The Republic of the Marshall Islands, which planned to issue a digital currency as a legal tender, received a negative recommendation from the International Monetary Fund. The IMF advised to abandon these plans.

The IMF recommended that the Pacific state in Micronesia refuse its plans to issue sovereign cryptocurrency. The Marshall Islands is an associated state with the United States, and the US dollar acts as a legal tender on the territory of the islands. But recently, the republic's authorities proposed issuing their own cryptocurrency, which will help to tackle the problem of dependence on the US dollar, its financial system and associated financial channels.
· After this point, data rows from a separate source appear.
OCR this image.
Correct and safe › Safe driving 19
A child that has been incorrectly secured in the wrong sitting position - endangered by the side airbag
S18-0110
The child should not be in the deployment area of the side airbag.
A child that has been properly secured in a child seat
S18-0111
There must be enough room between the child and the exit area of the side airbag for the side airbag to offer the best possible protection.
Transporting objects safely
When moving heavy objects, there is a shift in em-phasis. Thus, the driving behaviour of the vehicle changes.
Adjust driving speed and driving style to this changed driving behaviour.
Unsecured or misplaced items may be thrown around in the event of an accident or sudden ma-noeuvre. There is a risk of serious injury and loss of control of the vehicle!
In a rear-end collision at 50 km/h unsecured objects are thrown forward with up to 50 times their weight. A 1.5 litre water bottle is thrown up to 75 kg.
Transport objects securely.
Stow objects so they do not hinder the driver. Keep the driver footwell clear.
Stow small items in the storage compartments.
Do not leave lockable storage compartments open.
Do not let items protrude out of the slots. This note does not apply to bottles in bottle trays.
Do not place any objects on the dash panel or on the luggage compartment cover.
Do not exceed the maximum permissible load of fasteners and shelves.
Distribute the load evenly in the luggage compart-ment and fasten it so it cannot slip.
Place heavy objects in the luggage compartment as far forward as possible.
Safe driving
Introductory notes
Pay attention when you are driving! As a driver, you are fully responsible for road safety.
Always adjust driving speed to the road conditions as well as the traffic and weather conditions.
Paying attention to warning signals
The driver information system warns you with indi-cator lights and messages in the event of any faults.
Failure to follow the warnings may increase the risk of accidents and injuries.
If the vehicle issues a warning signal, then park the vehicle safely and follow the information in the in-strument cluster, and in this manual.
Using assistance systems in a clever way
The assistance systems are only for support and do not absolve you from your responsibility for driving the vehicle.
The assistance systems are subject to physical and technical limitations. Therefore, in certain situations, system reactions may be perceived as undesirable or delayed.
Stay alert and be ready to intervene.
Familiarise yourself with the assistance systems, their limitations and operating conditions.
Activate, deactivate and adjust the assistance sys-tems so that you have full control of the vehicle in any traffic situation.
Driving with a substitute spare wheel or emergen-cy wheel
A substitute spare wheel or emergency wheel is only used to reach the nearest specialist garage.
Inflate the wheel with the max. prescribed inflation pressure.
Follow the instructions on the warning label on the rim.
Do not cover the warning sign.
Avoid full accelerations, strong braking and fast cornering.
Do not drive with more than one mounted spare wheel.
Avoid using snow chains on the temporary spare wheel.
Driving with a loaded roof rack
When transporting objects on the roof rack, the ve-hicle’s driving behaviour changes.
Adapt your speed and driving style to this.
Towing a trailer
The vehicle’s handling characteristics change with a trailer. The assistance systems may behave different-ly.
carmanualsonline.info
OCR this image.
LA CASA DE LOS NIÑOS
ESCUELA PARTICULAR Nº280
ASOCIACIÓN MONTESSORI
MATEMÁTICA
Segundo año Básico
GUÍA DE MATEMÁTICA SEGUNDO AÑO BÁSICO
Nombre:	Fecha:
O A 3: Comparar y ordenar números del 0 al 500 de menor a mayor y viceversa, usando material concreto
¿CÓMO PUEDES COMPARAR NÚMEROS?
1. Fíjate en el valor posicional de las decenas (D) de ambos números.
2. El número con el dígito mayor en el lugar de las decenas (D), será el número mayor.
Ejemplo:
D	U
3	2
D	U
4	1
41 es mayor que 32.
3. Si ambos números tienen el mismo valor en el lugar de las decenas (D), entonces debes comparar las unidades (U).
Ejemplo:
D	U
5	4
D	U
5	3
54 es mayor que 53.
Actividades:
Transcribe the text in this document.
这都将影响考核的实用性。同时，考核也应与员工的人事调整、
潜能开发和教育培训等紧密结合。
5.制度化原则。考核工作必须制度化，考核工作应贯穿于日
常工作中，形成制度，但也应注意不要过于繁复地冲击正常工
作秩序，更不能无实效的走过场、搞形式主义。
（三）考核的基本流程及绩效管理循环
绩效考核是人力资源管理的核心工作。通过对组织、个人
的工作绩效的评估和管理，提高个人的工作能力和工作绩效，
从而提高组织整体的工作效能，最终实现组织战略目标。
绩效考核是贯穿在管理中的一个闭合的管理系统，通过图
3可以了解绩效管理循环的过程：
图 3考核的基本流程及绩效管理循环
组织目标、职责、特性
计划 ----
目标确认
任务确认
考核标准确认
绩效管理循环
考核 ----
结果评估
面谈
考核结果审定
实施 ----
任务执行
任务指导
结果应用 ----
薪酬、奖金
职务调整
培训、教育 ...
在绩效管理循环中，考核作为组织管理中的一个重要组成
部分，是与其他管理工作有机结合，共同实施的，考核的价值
The idea of ​​issuing its own cryptocurrency emerged as the Marshall Islands' only commercial bank faced a growing risk of being switched off from its correspondent accounts in US banks due to tightening of regulatory requirements in the US.

But this idea was not supported by the International Monetary Fund.

"The issuance of a decentralized digital currency as a second legal tender would increase macroeconomic and financial integrity risks, and elevate the risk of losing the last U.S. dollar correspondent banking relationship," the IMF report reads.

The IMF warns that the disruption in external aid and other flows would have an extremely negative impact on the economy of the Marshall Islands.

In May, the government of the Marshall Islands approved amendments to the legislation. The authorities revealed their plans to issue the digital currency called Sovereign with limited supply of 24 million coins. They were planned to be distributed via ICO and private presales.